Probably Badessi’s most directly politically engaged project up to date is the work titled American Dream, This is not a dream (2006). Created during the peak of the American war in Iraq, it was inspired by visually powerful military propaganda turned towards recruiting young men for the war campaigns throughout the United States. It consists of ten large-scale portraits. Five colored images of young soldiers, perfectly lined up in their impeccable uniforms, seem as performing some military exercise. They are facing their own, mirrored black and white images in another five photographs. The depicted soldiers are of different ethnicities and belong to various United States military corps. Here, the artist plays with the notion of past and present, by using both color photography (commonly presumed as a record of the present moment) and the black and white one with its references to the times passed. In the color series, soldiers are blindfolded with American flag, while in their black and white versions their eyes are covered with blindfolds commonly used for restraining the captured enemy. In all of the photographs, the individuals seem vulnerable and dignified at the same time, recalling a biblical motif of martyrdom additionally underlined by dramatic light behind each figure that almost creates a halo behind their heads. Furthermore, there are inscriptions delivering the sentence Ceci n’est pas un rêve (This is Not a Dream): in color, the words are inscribed on the soldiers’ badges. In black and white, the words float on each of the eye covers, but in reverse. The title and the concept for this body of work clearly is an interpretation of Rene Magritte’s iconic work of art, the painting Ceci n’est pas une pipe (This is Not a Pipe). Magritte’s preoccupation with the concept of reality and how it can be mediated and manipulated through images, Badessi takes one step further. He provokes the question of what is the truth and how information can be interpreted or even fully censored through mass media, and how war and the ideas of freedom and hope are propagated through the authority of the government.

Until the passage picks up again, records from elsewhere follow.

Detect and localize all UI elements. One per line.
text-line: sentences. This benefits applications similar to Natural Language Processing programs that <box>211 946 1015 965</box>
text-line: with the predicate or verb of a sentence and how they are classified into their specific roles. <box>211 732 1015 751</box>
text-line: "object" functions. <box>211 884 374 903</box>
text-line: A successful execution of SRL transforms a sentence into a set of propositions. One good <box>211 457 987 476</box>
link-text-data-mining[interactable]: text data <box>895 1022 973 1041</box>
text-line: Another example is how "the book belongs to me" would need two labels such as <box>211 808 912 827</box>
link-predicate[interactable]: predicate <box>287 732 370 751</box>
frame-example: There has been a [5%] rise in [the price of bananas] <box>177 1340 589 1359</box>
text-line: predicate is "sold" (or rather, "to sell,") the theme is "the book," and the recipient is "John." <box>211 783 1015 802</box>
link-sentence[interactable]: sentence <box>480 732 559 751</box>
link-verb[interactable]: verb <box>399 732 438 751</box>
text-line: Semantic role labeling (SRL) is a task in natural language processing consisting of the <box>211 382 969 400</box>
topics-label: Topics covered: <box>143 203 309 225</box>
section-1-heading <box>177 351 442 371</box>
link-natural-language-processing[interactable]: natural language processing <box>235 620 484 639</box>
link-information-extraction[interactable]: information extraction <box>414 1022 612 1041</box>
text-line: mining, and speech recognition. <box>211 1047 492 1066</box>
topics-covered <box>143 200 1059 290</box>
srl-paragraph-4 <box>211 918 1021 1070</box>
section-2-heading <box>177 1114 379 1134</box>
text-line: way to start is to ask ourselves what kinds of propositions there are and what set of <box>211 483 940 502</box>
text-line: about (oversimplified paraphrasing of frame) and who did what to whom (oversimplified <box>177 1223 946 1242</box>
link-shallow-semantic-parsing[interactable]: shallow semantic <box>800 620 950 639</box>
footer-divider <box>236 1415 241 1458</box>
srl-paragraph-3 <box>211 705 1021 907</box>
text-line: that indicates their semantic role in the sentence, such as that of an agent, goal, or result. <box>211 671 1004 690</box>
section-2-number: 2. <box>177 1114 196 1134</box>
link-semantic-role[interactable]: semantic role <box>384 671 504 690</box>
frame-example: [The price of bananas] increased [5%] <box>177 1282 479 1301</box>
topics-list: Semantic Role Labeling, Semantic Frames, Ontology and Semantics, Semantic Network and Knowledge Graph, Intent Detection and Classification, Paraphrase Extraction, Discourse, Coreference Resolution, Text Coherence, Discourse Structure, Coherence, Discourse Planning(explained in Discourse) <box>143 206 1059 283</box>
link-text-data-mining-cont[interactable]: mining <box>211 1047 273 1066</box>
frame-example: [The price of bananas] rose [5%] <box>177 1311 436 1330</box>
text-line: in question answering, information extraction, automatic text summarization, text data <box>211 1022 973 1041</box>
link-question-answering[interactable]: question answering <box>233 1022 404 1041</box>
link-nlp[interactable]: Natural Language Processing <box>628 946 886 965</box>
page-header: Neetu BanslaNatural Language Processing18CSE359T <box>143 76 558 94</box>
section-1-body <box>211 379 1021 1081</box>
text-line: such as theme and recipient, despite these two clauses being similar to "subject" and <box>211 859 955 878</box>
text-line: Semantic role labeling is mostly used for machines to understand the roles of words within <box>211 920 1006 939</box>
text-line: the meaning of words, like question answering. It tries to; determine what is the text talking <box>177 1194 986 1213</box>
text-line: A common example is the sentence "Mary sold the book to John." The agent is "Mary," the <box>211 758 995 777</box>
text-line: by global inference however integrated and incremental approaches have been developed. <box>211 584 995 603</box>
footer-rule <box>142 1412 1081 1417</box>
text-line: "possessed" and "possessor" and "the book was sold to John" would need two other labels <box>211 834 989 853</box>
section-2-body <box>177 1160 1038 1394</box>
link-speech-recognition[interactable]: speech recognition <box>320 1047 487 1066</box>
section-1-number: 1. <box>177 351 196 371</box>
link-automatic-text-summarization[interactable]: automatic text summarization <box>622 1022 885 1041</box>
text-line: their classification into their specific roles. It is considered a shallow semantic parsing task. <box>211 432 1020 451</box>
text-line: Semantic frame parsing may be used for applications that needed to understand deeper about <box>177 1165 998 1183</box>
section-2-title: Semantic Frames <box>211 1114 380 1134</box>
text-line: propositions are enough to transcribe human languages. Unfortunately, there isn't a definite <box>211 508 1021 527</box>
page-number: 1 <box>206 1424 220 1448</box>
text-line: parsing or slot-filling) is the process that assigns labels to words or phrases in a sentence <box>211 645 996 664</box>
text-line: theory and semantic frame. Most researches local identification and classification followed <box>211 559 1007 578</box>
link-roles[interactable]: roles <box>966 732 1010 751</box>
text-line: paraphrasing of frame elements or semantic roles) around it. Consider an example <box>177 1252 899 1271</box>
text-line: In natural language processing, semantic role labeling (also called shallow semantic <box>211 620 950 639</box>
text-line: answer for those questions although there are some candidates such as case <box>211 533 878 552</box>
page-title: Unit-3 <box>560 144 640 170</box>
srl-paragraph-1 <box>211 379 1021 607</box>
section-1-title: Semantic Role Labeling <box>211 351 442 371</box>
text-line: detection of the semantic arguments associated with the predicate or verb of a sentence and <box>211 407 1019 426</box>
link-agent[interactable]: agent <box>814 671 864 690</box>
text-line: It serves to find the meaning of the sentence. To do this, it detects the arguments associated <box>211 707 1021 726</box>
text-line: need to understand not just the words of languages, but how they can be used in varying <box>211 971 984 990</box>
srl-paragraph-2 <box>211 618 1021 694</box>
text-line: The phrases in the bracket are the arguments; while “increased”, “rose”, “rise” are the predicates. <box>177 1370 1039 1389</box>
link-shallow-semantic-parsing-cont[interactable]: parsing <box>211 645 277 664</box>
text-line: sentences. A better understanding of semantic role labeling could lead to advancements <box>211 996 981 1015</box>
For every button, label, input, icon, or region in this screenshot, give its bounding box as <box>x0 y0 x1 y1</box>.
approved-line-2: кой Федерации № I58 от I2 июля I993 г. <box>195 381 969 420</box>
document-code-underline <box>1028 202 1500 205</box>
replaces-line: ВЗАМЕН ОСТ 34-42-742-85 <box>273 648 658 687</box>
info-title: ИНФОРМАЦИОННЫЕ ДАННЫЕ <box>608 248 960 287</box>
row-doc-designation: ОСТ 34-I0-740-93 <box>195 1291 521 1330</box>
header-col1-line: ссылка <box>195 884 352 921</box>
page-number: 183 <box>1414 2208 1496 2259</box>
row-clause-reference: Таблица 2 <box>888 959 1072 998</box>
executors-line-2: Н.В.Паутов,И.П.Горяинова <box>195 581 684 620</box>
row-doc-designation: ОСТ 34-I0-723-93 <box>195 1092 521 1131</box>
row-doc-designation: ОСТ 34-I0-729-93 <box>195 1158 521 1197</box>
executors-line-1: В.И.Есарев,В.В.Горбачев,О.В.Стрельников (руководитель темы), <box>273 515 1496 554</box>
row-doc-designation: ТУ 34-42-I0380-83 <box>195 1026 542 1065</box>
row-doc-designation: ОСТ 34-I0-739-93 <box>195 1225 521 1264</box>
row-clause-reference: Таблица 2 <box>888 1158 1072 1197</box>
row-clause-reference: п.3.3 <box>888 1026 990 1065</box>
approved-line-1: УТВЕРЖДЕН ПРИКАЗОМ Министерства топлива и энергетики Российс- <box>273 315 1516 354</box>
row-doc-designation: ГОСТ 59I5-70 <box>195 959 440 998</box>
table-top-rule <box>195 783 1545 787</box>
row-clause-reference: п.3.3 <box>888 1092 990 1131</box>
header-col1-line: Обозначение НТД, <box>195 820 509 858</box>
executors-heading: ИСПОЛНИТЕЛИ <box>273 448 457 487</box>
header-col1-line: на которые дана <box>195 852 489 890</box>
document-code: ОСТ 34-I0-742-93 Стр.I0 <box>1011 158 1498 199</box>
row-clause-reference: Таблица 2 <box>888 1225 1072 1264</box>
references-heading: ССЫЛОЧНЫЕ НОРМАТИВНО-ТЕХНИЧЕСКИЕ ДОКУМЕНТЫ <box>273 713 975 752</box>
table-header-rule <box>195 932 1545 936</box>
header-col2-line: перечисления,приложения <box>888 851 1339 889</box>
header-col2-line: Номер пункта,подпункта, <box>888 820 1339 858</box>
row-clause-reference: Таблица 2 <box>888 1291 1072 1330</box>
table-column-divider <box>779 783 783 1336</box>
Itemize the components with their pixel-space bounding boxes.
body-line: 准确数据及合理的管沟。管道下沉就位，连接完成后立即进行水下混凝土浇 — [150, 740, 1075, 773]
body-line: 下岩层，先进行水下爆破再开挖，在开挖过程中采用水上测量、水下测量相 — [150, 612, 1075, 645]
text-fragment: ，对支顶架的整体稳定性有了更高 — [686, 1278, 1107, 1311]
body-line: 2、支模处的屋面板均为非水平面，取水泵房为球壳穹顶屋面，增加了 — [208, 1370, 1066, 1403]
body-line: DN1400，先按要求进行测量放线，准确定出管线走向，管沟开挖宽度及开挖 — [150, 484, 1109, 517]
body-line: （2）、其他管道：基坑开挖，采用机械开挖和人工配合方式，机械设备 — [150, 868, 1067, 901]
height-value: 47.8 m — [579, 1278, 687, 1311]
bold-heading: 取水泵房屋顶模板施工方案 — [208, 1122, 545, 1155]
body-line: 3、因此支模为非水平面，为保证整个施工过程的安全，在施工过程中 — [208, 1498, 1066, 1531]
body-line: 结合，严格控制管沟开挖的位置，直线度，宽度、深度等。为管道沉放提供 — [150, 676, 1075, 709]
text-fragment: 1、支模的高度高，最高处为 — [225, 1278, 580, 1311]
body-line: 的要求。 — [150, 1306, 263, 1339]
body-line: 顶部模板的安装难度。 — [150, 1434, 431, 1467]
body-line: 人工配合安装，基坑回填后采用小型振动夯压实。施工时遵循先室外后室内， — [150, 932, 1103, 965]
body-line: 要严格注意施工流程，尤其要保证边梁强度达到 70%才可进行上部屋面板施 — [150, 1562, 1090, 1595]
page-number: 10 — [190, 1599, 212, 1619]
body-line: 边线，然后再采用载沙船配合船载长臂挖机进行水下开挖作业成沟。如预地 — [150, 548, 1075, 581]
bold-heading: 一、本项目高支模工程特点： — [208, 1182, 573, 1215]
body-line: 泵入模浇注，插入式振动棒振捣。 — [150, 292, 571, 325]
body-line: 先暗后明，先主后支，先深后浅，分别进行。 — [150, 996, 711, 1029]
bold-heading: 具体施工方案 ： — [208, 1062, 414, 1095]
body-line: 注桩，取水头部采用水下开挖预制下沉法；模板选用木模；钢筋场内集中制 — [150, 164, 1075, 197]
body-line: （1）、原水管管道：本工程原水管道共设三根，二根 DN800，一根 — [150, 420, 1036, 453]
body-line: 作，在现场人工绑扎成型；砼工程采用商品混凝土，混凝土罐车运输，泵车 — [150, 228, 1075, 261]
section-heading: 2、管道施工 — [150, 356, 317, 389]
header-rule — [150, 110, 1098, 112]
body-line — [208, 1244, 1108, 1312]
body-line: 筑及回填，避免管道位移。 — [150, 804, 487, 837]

With his career spanning over three decades, Badessi’s works has indeed been covering a variety of themes and subjects. The artist is not afraid to grapple with most serious existentialist and philosophical questions of the moment, while also staying playful and governing our eye towards most ordinary things from our surroundings. The photographs disclose Badessi’s interest in constant experimentation with the appearance of things; whether it is portraiture, nude or still life, the artist, though his unique vision and his personal experiences, perpetually reinvents these classical genres. His art provokes us to think about the current state of affairs in our complex world, but also divulges the importance of a play, enjoyment, ordinary, beauty and simplicity as parts of our lives.